グリーン革命

フラット化する世界(原題:World is Flat)で有名な著者によるもので、その続編にような位置付けの作品。原題は、Hot, Flat, and Crowded。

グリーン革命(上)

グリーン革命(上)

世界規模で起こっている、地球温暖化、フラット化、人口過密化。
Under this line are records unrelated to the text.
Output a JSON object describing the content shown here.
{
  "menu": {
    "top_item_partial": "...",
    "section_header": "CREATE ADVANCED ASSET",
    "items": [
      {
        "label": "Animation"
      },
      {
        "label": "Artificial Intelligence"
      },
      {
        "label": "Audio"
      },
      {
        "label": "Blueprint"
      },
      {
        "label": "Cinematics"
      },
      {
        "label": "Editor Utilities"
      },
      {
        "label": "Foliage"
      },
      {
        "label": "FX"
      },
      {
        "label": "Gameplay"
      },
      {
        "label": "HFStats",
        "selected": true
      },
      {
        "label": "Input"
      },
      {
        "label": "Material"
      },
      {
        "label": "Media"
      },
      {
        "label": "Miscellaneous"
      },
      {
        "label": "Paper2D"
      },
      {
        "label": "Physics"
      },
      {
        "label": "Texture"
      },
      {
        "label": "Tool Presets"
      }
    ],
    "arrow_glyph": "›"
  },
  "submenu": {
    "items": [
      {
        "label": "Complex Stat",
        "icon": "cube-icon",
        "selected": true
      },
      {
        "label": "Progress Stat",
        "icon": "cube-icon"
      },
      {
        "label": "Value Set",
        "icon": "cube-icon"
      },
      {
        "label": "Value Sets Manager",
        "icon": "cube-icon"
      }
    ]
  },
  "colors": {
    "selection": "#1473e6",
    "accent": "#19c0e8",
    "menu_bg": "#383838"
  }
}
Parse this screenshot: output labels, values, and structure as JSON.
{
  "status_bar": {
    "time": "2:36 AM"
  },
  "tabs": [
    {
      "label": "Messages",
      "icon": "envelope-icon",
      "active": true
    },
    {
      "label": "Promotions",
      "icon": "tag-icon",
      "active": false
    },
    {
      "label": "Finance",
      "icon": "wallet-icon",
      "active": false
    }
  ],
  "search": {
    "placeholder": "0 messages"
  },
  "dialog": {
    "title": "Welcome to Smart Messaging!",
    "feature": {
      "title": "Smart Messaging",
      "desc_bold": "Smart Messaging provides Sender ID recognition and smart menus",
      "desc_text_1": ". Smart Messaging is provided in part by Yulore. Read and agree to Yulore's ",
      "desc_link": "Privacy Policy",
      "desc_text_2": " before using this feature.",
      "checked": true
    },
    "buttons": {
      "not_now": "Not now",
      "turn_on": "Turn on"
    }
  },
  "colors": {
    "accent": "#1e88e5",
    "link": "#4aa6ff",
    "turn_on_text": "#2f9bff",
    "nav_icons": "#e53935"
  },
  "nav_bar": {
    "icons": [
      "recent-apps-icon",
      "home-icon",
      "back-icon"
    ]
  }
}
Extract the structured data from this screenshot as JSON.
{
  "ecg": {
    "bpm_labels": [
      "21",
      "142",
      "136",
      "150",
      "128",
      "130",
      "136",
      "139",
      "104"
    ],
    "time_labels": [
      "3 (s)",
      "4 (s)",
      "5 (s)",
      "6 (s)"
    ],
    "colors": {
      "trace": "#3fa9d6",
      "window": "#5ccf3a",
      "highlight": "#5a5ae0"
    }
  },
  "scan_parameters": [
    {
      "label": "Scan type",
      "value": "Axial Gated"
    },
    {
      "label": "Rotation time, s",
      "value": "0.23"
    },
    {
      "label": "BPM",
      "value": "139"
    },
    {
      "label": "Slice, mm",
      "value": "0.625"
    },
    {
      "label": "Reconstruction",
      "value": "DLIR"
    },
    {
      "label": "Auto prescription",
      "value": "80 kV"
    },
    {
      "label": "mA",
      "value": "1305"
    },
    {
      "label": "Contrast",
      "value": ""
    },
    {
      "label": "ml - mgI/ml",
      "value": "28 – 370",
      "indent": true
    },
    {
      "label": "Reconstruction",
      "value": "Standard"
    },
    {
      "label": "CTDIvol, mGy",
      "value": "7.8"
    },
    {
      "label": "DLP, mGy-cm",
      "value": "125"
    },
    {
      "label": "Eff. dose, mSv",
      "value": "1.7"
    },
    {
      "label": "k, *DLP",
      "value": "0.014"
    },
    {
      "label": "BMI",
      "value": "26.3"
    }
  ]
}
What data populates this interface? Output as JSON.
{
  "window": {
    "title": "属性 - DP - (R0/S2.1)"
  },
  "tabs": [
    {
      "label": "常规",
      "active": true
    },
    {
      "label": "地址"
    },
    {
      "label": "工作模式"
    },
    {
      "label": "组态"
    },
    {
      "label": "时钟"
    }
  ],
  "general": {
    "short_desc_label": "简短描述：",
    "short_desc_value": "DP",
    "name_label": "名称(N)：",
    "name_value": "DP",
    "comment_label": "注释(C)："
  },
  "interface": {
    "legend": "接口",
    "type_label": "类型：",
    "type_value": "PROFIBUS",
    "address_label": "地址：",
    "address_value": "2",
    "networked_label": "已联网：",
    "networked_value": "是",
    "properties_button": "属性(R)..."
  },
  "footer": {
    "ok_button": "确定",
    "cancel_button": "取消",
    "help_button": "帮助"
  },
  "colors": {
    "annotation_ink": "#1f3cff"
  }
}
これらが同時進行していることから5つの重要な問題が起きている。

  • 供給が細りつつあるエネルギーや天然資源への需要の増大
  • 産油国と石油独裁者への膨大な富の集中
  • 破壊的な天候異変
  • 電力を持つものと持たざるものを二分して起きているエネルギー貧困
  • 動植物が記録的な速さで絶滅し生物多様性の破壊が急速に進展

そして著者はこうした問題は個々に解決しようとしても他の問題と干渉し合うので上手くいかない、システム的に取り組まなければならないと言う。更に、革命というタイトルが意味するように、取り組みは決して簡単ではなく、現状を否定しなければ解決することが出来ない。
クリーンパワー、エネルギー効率、自然保護、これらを統合的に視野に入れて対策するには政府による政策が不可欠であり、政策による誘導と刺激策がまずあって、それをベースにして企業や投資家が投資をする仕組みを作り上げることによって、総論として描いた素晴らしい未来像を絵のに描いた餅に終わらせること無く、実行段階に移すことが出来ると述べている。
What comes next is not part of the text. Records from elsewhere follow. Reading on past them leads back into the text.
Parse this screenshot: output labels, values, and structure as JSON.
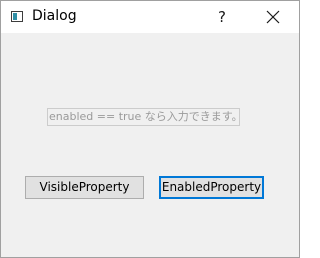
{
  "window": {
    "title": "Dialog",
    "help_label": "?",
    "close_icon": "close-icon"
  },
  "content": {
    "line_edit_text": "enabled == true なら入力できます。",
    "visible_property_label": "VisibleProperty",
    "enabled_property_label": "EnabledProperty"
  },
  "colors": {
    "focus_border": "#0078d7",
    "window_bg": "#f0f0f0",
    "titlebar_bg": "#ffffff",
    "disabled_text": "#9a9a9a"
  }
}
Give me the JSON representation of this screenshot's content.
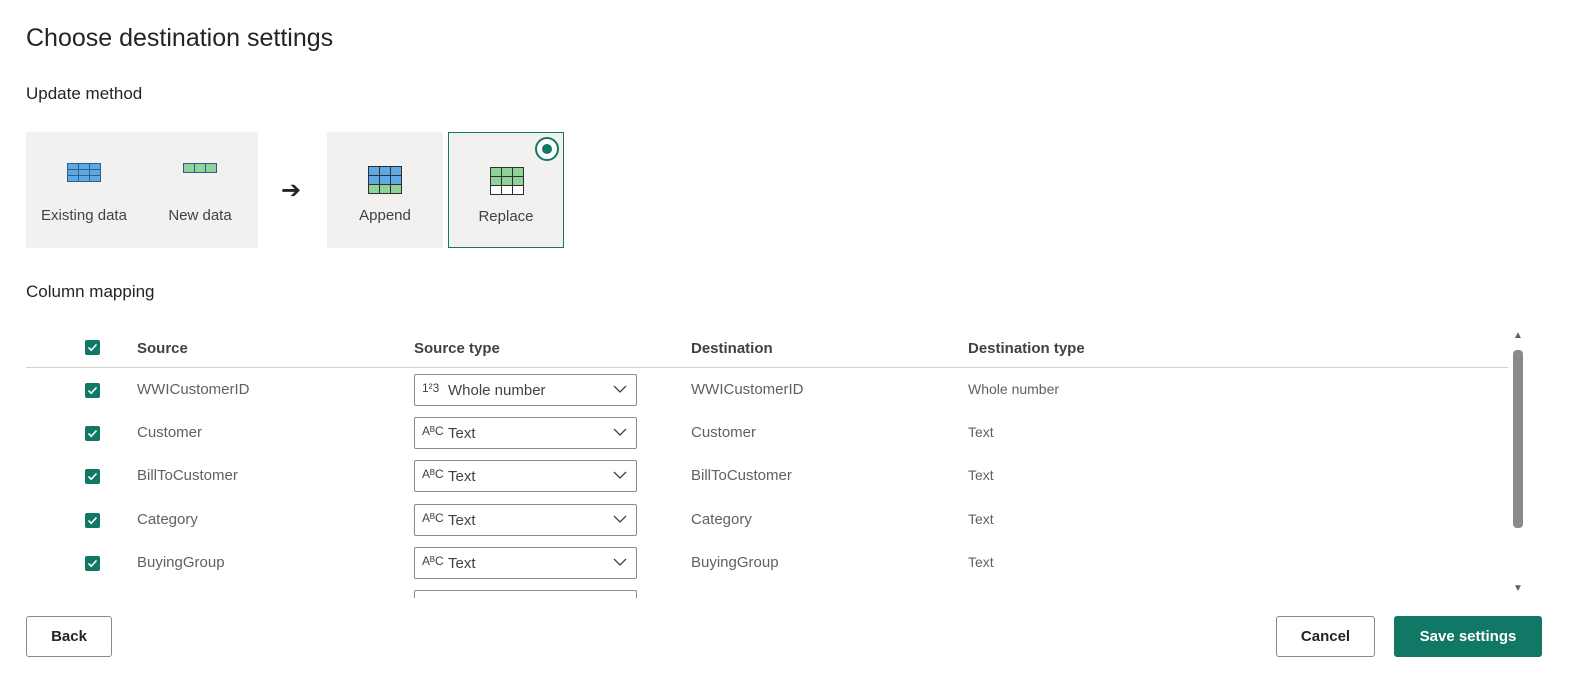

筆者はアメリカ人という事もあるだろうがアメリカが主導するべきと述べる。それはイノベーションの中心として世界中からも期待されているとと同時に、地球温暖化への責任を果たすという見地からも正しい主張だろう。
だが、この本を読むと、日本がこの分野でリードしないでどうするのか?という気持ちが起きてくる。太陽光発電で優位にあり、ハイブリッドカーの実績でも世界でトップの日本なら、技術面でリードできるはずでは無いか。更に本書の筆者が有用に政策を正しく導くことと、国際舞台で政治的に上手く立ち回る事ができるかどうか、という事が鍵かも知れないが。

アメリカという国は懐が広いというか、このような大局的な見地から政治に物申す学者がいるかと思うと、それを受け入れて勉強する政治家(オバマ大統領)もいる、この感覚は日本にはあまり例が無い気がする。